2. The method of claim 1, wherein the content related to the digital component comprises a different version of the digital component formatted for display by the client device.

3. The method of claim 1 or 2, wherein the video stream distribution device inserts the audio signature into the digital component prior to inserting the digital component into a video stream sent from the video stream distribution device to the given display device.

4. The method of claim 3, wherein the digital component comprises a video snippet and the video stream distribution device inserts the audio signature into the digital component such that the audio signature repeats multiple times while the video snippet is played by the display device.

5. The method of any preceding claim, wherein the data representative of the captured audio signature comprises the audio signature or the identifier decoded from the captured audio signature.

6. The method of any preceding claim, wherein: the first event data comprises a first location data identifying a geographic location of the given display device and the second event data comprises second location data identifying a geographic location of the client device; and determining that the content request is requesting content related to the digital component is further based on a determination that the geographic location of the given display device is within a threshold distance of the geographic location of the client device.

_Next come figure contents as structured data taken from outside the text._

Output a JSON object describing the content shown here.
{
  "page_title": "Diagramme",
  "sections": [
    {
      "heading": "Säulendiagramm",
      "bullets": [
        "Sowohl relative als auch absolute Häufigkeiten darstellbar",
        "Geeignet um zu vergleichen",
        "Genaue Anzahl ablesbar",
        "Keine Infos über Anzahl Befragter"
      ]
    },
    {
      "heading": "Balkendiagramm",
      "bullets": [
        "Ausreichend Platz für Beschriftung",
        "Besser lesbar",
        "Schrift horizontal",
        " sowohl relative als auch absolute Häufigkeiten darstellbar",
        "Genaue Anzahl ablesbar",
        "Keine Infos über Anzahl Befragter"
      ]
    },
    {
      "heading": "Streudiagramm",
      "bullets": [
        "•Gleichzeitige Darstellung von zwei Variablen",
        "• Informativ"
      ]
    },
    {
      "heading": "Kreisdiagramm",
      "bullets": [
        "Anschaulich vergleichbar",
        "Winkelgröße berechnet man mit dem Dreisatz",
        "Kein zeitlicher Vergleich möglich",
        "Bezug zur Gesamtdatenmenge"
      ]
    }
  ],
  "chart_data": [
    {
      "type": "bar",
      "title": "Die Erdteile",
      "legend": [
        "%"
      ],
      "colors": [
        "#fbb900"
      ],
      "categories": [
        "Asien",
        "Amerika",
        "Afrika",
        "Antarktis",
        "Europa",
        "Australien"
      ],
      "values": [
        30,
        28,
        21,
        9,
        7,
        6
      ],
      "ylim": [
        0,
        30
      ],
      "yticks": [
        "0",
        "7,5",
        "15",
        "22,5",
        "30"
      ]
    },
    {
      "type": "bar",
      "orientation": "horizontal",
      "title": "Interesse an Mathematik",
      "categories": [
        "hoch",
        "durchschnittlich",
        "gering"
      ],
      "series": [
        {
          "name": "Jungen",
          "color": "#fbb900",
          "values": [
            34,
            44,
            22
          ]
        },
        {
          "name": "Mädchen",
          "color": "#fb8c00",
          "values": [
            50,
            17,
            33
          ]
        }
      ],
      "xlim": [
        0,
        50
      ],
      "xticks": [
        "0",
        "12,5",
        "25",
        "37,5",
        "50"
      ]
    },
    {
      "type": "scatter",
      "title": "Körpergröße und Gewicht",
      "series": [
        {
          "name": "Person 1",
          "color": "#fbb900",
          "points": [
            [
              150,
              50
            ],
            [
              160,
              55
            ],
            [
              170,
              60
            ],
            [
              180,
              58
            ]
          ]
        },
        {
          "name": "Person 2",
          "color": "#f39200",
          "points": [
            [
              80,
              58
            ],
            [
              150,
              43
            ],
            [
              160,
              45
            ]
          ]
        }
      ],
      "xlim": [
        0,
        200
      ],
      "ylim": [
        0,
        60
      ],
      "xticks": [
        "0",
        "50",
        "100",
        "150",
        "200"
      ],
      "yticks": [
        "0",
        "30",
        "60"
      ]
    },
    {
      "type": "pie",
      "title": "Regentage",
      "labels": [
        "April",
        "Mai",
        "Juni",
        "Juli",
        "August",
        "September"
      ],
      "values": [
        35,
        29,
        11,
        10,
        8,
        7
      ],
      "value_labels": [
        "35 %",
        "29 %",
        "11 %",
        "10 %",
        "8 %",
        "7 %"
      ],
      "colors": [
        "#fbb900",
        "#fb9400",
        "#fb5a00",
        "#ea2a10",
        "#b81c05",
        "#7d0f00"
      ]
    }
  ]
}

7. The method of any preceding claim, wherein the identifier identifies the digital component or a unique impression of the digital component.

8. The method of any preceding claim, further comprising, in response to determining that the content request is requesting content related to the digital component, sending content related to one or more first digital components displayed by the given display device prior to display of the digital component and/or one or more second digital components displayed by the given display device after display of the digital component.

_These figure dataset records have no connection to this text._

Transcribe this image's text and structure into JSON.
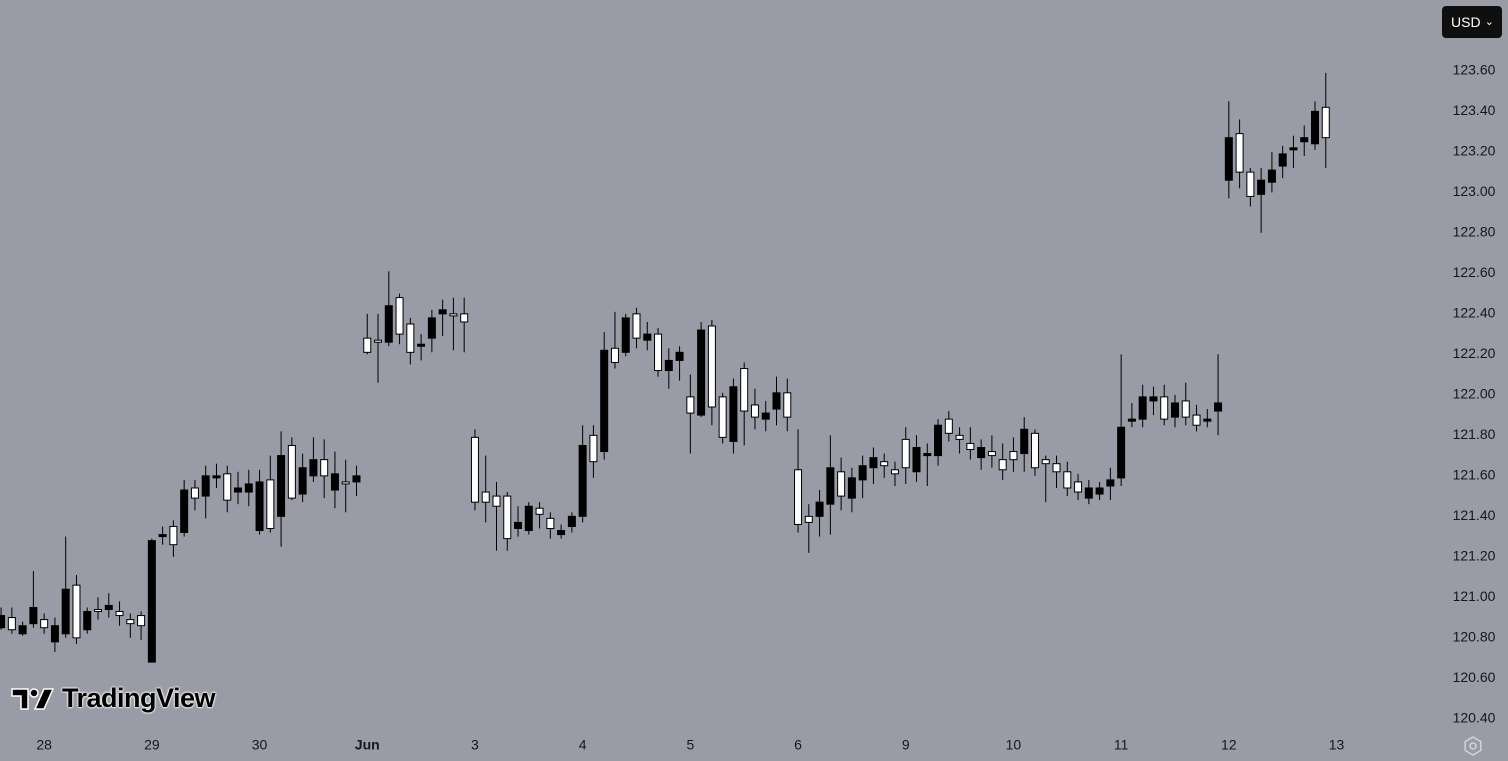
{
  "chart_data": {
    "type": "candlestick",
    "currency": "USD",
    "watermark": "TradingView",
    "up_color": "#ffffff",
    "down_color": "#000000",
    "x": [
      0,
      1,
      2,
      3,
      4,
      5,
      6,
      7,
      8,
      9,
      10,
      11,
      12,
      13,
      14,
      15,
      16,
      17,
      18,
      19,
      20,
      21,
      22,
      23,
      24,
      25,
      26,
      27,
      28,
      29,
      30,
      31,
      32,
      33,
      34,
      35,
      36,
      37,
      38,
      39,
      40,
      41,
      42,
      43,
      44,
      45,
      46,
      47,
      48,
      49,
      50,
      51,
      52,
      53,
      54,
      55,
      56,
      57,
      58,
      59,
      60,
      61,
      62,
      63,
      64,
      65,
      66,
      67,
      68,
      69,
      70,
      71,
      72,
      73,
      74,
      75,
      76,
      77,
      78,
      79,
      80,
      81,
      82,
      83,
      84,
      85,
      86,
      87,
      88,
      89,
      90,
      91,
      92,
      93,
      94,
      95,
      96,
      97,
      98,
      99,
      100,
      101,
      102,
      103,
      104,
      105,
      106,
      107,
      108,
      109,
      110,
      111,
      112,
      113,
      114,
      115,
      116,
      117,
      118,
      119,
      120,
      121,
      122,
      123
    ],
    "open": [
      120.91,
      120.84,
      120.86,
      120.95,
      120.85,
      120.86,
      121.04,
      120.8,
      120.93,
      120.93,
      120.96,
      120.91,
      120.87,
      120.86,
      121.28,
      121.31,
      121.26,
      121.53,
      121.49,
      121.6,
      121.6,
      121.48,
      121.54,
      121.56,
      121.57,
      121.34,
      121.7,
      121.49,
      121.64,
      121.68,
      121.6,
      121.61,
      121.56,
      121.6,
      122.21,
      122.26,
      122.44,
      122.3,
      122.21,
      122.25,
      122.38,
      122.42,
      122.39,
      122.36,
      121.47,
      121.47,
      121.45,
      121.29,
      121.37,
      121.45,
      121.41,
      121.34,
      121.33,
      121.4,
      121.75,
      121.67,
      122.22,
      122.16,
      122.38,
      122.28,
      122.3,
      122.12,
      122.17,
      122.21,
      121.91,
      122.32,
      121.94,
      121.79,
      122.04,
      121.92,
      121.89,
      121.91,
      122.01,
      121.89,
      121.36,
      121.37,
      121.47,
      121.64,
      121.5,
      121.59,
      121.65,
      121.69,
      121.65,
      121.61,
      121.64,
      121.74,
      121.71,
      121.85,
      121.81,
      121.78,
      121.73,
      121.74,
      121.7,
      121.63,
      121.68,
      121.83,
      121.64,
      121.66,
      121.62,
      121.54,
      121.52,
      121.54,
      121.54,
      121.58,
      121.84,
      121.88,
      121.99,
      121.99,
      121.88,
      121.96,
      121.89,
      121.85,
      121.88,
      121.96,
      123.27,
      123.1,
      122.98,
      123.06,
      123.11,
      123.19,
      123.22,
      123.27,
      123.4,
      123.27
    ],
    "high": [
      120.95,
      120.95,
      120.88,
      121.13,
      120.92,
      120.9,
      121.3,
      121.11,
      120.95,
      121.0,
      121.02,
      120.98,
      120.92,
      120.93,
      121.29,
      121.35,
      121.38,
      121.58,
      121.58,
      121.65,
      121.66,
      121.65,
      121.62,
      121.63,
      121.63,
      121.7,
      121.82,
      121.79,
      121.71,
      121.79,
      121.78,
      121.72,
      121.68,
      121.65,
      122.4,
      122.4,
      122.61,
      122.5,
      122.38,
      122.3,
      122.42,
      122.47,
      122.48,
      122.48,
      121.83,
      121.7,
      121.57,
      121.52,
      121.45,
      121.47,
      121.47,
      121.42,
      121.36,
      121.42,
      121.85,
      121.85,
      122.31,
      122.41,
      122.4,
      122.43,
      122.36,
      122.33,
      122.23,
      122.24,
      122.1,
      122.36,
      122.37,
      122.01,
      122.08,
      122.16,
      122.03,
      121.97,
      122.09,
      122.08,
      121.83,
      121.46,
      121.53,
      121.8,
      121.69,
      121.64,
      121.7,
      121.74,
      121.71,
      121.67,
      121.84,
      121.8,
      121.76,
      121.88,
      121.92,
      121.84,
      121.84,
      121.78,
      121.8,
      121.76,
      121.79,
      121.89,
      121.83,
      121.7,
      121.7,
      121.67,
      121.61,
      121.58,
      121.57,
      121.64,
      122.2,
      121.96,
      122.05,
      122.04,
      122.05,
      122.0,
      122.06,
      121.95,
      121.93,
      122.2,
      123.45,
      123.36,
      123.12,
      123.12,
      123.2,
      123.23,
      123.28,
      123.33,
      123.45,
      123.59
    ],
    "low": [
      120.84,
      120.82,
      120.81,
      120.85,
      120.82,
      120.73,
      120.8,
      120.77,
      120.82,
      120.89,
      120.9,
      120.86,
      120.8,
      120.79,
      120.68,
      121.26,
      121.2,
      121.3,
      121.43,
      121.39,
      121.54,
      121.42,
      121.46,
      121.45,
      121.31,
      121.32,
      121.25,
      121.48,
      121.47,
      121.57,
      121.49,
      121.44,
      121.42,
      121.5,
      122.2,
      122.06,
      122.24,
      122.25,
      122.15,
      122.17,
      122.21,
      122.29,
      122.22,
      122.21,
      121.43,
      121.37,
      121.23,
      121.23,
      121.3,
      121.31,
      121.34,
      121.29,
      121.29,
      121.32,
      121.37,
      121.59,
      121.68,
      122.13,
      122.19,
      122.23,
      122.22,
      122.09,
      122.03,
      122.07,
      121.71,
      121.89,
      121.85,
      121.76,
      121.71,
      121.75,
      121.83,
      121.82,
      121.85,
      121.82,
      121.32,
      121.22,
      121.3,
      121.31,
      121.43,
      121.42,
      121.49,
      121.56,
      121.59,
      121.55,
      121.56,
      121.57,
      121.55,
      121.65,
      121.77,
      121.71,
      121.68,
      121.63,
      121.64,
      121.58,
      121.62,
      121.62,
      121.6,
      121.47,
      121.54,
      121.5,
      121.48,
      121.46,
      121.48,
      121.48,
      121.55,
      121.84,
      121.84,
      121.9,
      121.85,
      121.84,
      121.85,
      121.82,
      121.84,
      121.8,
      122.97,
      123.02,
      122.93,
      122.8,
      123.0,
      123.07,
      123.12,
      123.18,
      123.21,
      123.12
    ],
    "close": [
      120.85,
      120.9,
      120.82,
      120.87,
      120.89,
      120.78,
      120.82,
      121.06,
      120.84,
      120.94,
      120.94,
      120.93,
      120.89,
      120.91,
      120.68,
      121.3,
      121.35,
      121.32,
      121.54,
      121.5,
      121.59,
      121.61,
      121.52,
      121.52,
      121.33,
      121.58,
      121.4,
      121.75,
      121.51,
      121.6,
      121.68,
      121.53,
      121.57,
      121.57,
      122.28,
      122.27,
      122.26,
      122.48,
      122.35,
      122.24,
      122.28,
      122.4,
      122.4,
      122.4,
      121.79,
      121.52,
      121.5,
      121.5,
      121.34,
      121.33,
      121.44,
      121.39,
      121.31,
      121.35,
      121.4,
      121.8,
      121.72,
      122.23,
      122.21,
      122.4,
      122.27,
      122.3,
      122.12,
      122.17,
      121.99,
      121.9,
      122.34,
      121.99,
      121.77,
      122.13,
      121.95,
      121.88,
      121.93,
      122.01,
      121.63,
      121.4,
      121.4,
      121.46,
      121.62,
      121.49,
      121.58,
      121.64,
      121.67,
      121.63,
      121.78,
      121.62,
      121.7,
      121.7,
      121.88,
      121.8,
      121.76,
      121.69,
      121.72,
      121.68,
      121.72,
      121.71,
      121.81,
      121.68,
      121.66,
      121.62,
      121.57,
      121.49,
      121.51,
      121.55,
      121.59,
      121.87,
      121.88,
      121.97,
      121.99,
      121.89,
      121.97,
      121.9,
      121.87,
      121.92,
      123.06,
      123.29,
      123.1,
      122.99,
      123.05,
      123.13,
      123.21,
      123.25,
      123.24,
      123.42
    ],
    "xlim": [
      -0.1,
      131.75
    ],
    "xticks": [
      {
        "value": 4,
        "label": "28"
      },
      {
        "value": 14,
        "label": "29"
      },
      {
        "value": 24,
        "label": "30"
      },
      {
        "value": 34,
        "label": "Jun"
      },
      {
        "value": 44,
        "label": "3"
      },
      {
        "value": 54,
        "label": "4"
      },
      {
        "value": 64,
        "label": "5"
      },
      {
        "value": 74,
        "label": "6"
      },
      {
        "value": 84,
        "label": "9"
      },
      {
        "value": 94,
        "label": "10"
      },
      {
        "value": 104,
        "label": "11"
      },
      {
        "value": 114,
        "label": "12"
      },
      {
        "value": 124,
        "label": "13"
      }
    ],
    "ylim": [
      120.33,
      123.95
    ],
    "yticks": [
      {
        "value": 120.4,
        "label": "120.40"
      },
      {
        "value": 120.6,
        "label": "120.60"
      },
      {
        "value": 120.8,
        "label": "120.80"
      },
      {
        "value": 121,
        "label": "121.00"
      },
      {
        "value": 121.2,
        "label": "121.20"
      },
      {
        "value": 121.4,
        "label": "121.40"
      },
      {
        "value": 121.6,
        "label": "121.60"
      },
      {
        "value": 121.8,
        "label": "121.80"
      },
      {
        "value": 122,
        "label": "122.00"
      },
      {
        "value": 122.2,
        "label": "122.20"
      },
      {
        "value": 122.4,
        "label": "122.40"
      },
      {
        "value": 122.6,
        "label": "122.60"
      },
      {
        "value": 122.8,
        "label": "122.80"
      },
      {
        "value": 123,
        "label": "123.00"
      },
      {
        "value": 123.2,
        "label": "123.20"
      },
      {
        "value": 123.4,
        "label": "123.40"
      },
      {
        "value": 123.6,
        "label": "123.60"
      }
    ]
  }
}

9. The method of claim 8, further comprising identifying the one or more first digital components and the one or more second digital components based on the first event data and respective event data for the one or more first and second digital components.

10. The method of any preceding claim, further comprising updating one or more performance metrics for the digital component in response to determining that the content request is requesting content related to the digital component.

11. The method of any preceding claim, further comprising updating one or more performance metrics for one or more additional digital components displayed before or after the digital component in response to determining that the content request is requesting content related to the digital component.

12. A system comprising: one or more processors; and one or more storage devices storing instructions that, when executed by the one or more processors, cause the one or more processor to carry out the method of any preceding claim.

13. A computer readable medium carrying instructions that, when executed by one or more processors, cause the one or more processors to carry out the method of any one of claims 1 to 11.

14. A computer program product comprising instructions which, when executed by a computer, cause the computer to carry out the steps of the method of any of claims 1 to 11.